The San Ysidro School District, which had been on the verge of a state takeover, has turned around its credit rating from near junk status a year ago to “A” ratings from two major rating agencies.
The rating boosts came less than a month after the district hired a new interim superintendent.
Edward Velasquez, San Ysidro’s current superintendent, said Moody’s rated the district “A1.” Standard & Poor’s also bumped the district up to an “A-” rating.
These ratings mean the agencies are confident the district has the money and financial stability to meet its bond obligations. The higher ratings allow the district to issue more bonds, or refinance the ones it has, more cheaply than it would otherwise.
Rodolfo Linares, a member of the district’s board of education, gives full marks to Velasquez, who had only been at the district for 29 days when he told the board the good news.
“What a difference a superintendent makes,” Linares said.
San Ysidro has been rocked with scandal and mismanagement for years, with one former superintendent being sentenced to jail in a 2013 pay-to-play scandal. Another corruption investigation resulted in the resignation last year of a school board trustee.
During much of the last couple of years the district had an appointed financial overseer from the San Diego County Office of Education because of doubts about the district’s ability to pay its bills. Those doubts about the district’s finances resulted in what’s known as a negative certification. If the district ran out of money then the state would have taken over and given San Ysidro an emergency loan.
S&P had previously given San Ysidro a “BBB-” rating, which is considered just above a “junk bond” status. Moody’s “A1” rating is equivalent to an “A+” rating from S&P and represents “above average creditworthiness.”
Fitch Ratings, the third principal credit rating agency, gave San Ysidro’s general obligation bonds a “BB+” credit rating in May 2014. That’s considered a “junk bond” or speculative rating, meaning it’s likely a risky investment option for bond buyers. Fitch has not yet issued an updated evaluation for San Ysidro, although district staff has been working with the agency on a new rating.
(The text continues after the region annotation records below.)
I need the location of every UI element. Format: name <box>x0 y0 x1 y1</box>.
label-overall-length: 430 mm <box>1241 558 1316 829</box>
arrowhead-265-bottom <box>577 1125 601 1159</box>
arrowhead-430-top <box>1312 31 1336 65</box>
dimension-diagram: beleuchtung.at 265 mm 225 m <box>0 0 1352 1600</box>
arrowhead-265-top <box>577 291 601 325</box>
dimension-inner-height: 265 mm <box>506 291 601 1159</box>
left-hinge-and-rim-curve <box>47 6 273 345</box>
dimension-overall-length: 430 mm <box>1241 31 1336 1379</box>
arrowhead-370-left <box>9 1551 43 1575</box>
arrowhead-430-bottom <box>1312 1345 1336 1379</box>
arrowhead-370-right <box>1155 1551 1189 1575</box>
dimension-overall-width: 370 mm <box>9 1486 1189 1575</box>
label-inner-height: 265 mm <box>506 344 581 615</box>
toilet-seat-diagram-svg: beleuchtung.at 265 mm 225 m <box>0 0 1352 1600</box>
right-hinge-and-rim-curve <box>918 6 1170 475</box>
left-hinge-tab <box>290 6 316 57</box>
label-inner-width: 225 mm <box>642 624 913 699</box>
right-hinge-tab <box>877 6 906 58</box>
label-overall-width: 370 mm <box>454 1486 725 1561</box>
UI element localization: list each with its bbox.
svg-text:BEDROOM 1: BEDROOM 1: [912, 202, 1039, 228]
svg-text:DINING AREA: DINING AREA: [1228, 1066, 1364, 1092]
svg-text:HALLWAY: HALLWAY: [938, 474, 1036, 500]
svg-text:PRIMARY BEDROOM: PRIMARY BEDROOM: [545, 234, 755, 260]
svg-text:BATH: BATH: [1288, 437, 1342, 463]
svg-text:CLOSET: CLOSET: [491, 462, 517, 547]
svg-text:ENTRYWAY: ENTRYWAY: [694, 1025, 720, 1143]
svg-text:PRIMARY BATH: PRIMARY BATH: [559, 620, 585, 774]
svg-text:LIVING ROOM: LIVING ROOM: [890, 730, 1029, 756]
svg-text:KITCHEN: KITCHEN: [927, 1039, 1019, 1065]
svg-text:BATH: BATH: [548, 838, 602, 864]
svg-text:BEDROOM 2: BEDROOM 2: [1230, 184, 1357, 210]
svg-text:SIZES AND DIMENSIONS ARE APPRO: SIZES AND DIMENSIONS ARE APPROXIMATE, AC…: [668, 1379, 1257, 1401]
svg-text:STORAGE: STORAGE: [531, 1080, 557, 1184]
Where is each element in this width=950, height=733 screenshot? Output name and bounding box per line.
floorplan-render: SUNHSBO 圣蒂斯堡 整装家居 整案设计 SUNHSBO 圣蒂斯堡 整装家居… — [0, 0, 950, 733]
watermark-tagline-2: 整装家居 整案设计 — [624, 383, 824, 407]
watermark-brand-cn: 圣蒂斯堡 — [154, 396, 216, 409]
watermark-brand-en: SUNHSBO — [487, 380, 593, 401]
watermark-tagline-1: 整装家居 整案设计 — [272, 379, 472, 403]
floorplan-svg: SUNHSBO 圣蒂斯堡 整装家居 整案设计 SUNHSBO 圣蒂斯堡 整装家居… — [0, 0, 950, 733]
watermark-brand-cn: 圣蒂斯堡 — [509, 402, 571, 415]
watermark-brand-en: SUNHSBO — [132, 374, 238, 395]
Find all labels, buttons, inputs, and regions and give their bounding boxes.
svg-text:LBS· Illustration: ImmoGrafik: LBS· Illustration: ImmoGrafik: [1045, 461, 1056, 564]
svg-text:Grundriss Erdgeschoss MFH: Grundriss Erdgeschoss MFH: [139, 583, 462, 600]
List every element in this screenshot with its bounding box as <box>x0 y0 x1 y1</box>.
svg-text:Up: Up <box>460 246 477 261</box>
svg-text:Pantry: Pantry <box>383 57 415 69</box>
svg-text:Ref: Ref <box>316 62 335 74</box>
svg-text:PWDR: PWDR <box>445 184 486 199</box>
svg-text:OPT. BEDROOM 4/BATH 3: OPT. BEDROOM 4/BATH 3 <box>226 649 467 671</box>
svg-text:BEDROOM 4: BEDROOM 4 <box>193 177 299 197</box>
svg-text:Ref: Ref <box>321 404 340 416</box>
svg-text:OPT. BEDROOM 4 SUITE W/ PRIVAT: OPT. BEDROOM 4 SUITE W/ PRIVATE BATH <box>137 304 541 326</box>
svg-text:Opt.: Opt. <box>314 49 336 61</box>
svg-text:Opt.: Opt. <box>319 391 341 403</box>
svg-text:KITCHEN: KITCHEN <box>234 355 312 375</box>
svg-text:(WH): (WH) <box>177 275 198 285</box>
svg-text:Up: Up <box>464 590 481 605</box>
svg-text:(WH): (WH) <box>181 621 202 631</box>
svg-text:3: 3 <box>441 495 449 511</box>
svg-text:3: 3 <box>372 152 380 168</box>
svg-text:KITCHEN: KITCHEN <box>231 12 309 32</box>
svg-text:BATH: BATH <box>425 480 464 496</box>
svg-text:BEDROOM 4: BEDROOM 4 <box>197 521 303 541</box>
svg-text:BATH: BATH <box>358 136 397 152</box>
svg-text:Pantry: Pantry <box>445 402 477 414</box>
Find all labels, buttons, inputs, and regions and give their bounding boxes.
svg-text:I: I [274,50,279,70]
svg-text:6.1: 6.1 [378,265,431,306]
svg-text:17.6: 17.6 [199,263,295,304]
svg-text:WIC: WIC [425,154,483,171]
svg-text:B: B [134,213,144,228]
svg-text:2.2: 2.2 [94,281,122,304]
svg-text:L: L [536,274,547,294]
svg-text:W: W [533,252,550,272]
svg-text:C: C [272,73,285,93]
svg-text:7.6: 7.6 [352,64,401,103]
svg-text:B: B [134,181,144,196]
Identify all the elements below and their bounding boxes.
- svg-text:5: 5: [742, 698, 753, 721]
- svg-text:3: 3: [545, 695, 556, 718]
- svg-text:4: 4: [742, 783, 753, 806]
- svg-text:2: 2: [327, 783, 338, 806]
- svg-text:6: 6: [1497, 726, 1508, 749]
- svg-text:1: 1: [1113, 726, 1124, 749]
Board President Antonio Martinez credited Velasquez, as well as the support from the board for the improved rating.
“We’ve resolved two main lawsuits, we’re out of negative certification,” he said. “So I think when you look at everything combined it’s just a good, good story.”
Earlier this year the district settled a lawsuit with parents over the use of pesticides at Beyer Elementary. It also settled a lawsuit with a solar panel construction company over a breach of contract dispute.
The rating agencies seemed to agree with Martinez, at least in part. S&P cited the resolution of pending lawsuits among the reasons for the rating upgrade, as well as “good available reserves.”
Moody’s pointed to the district’s “sound financial position,” as well as a “new management team” for its bond rating.
San Ysidro has also moved out of negative certification, which the district received because the Office of Education believed the district didn’t have enough money to pay its bills. The district is currently under what’s known as a qualified certification, meaning the county is still not completely confident about the district’s finances.
“Now we can start focusing on what is most important, which is our academics, curriculum, instruction, making sure our staff gets the support they need,” Martinez said. “Those are the things a school district should be focused on.”
During the board meeting April 16, when Velasquez told the board about the new ratings, he said the district likely can refinance some of its outstanding bonds. That could save taxpayers in the district $50 to $70 million, he estimated.
An inewsource investigation in February found San Ysidro had issued about $75 million in capital appreciation bonds between 2005 and 2012. Those bonds carry a total debt of more than $480 million.
A 2011 capital appreciation bond with a payout ratio of almost $15 for every dollar borrowed was the second most expensive bond in the county and the eighth most expensive in the state.
Given the upgraded credit rating, Linares hopes the district can not only refinance bonds but pay some off early. Taxpayers, he said, could save as much as $300 million if they “start making payments now, not leave those payments to my grandchildren.”